Title: Distributed high-dimensional estimation and inference for precision matrices
Authors: Ensiyeh Nezakati Rezazadeh - Université catholique de Louvain (Belgium) (Belgium) [presenting]
Eugen Pircalabelu - Université catholique de Louvain (Belgium)
Abstract: Precision matrix estimation plays an important role in statistical and machine learning framework. When the sample size $n$ or the dimension of the dataset is large, estimation of the precision matrix using one single computer is computationally challenging. An attractive approach for down-scaling the problem size is splitting dataset to subsets and fit models using distributed algorithms. The dataset can be split either based on the observations or based on the variables. Much of the attention has been focused on splitting the observations into $K$ independent sub-samples that are analyzed in parallel.
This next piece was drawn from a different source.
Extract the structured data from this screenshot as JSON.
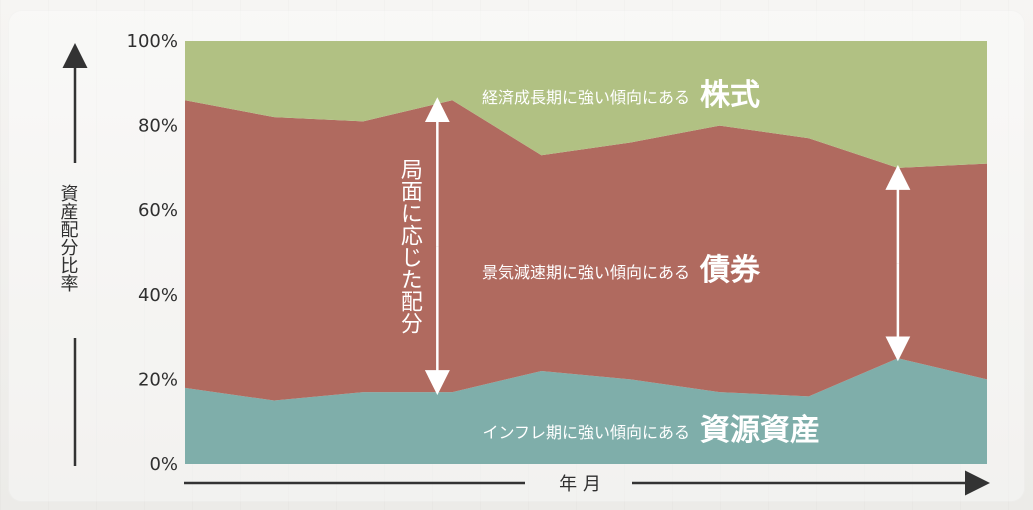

While splitting on the p variables is more effective when $p >> n$. We present a lasso-type distributed estimator of the precision matrix for high-dimensional Gaussian graphical models by implementing a partitioning procedure on both the observations and the features at the same time. A new combined estimator in each sub-sample is introduced by `glueing' together the local estimators of every subset of variables and the cross estimators of every two subsets of variables. We use the asymptotic distribution of these combined estimators and introduce a confidence distribution-based method to aggregate the estimators and build a new final estimator. Theoretical properties are investigated, and a simulation study and a real data example are used to assess the performance of this estimator.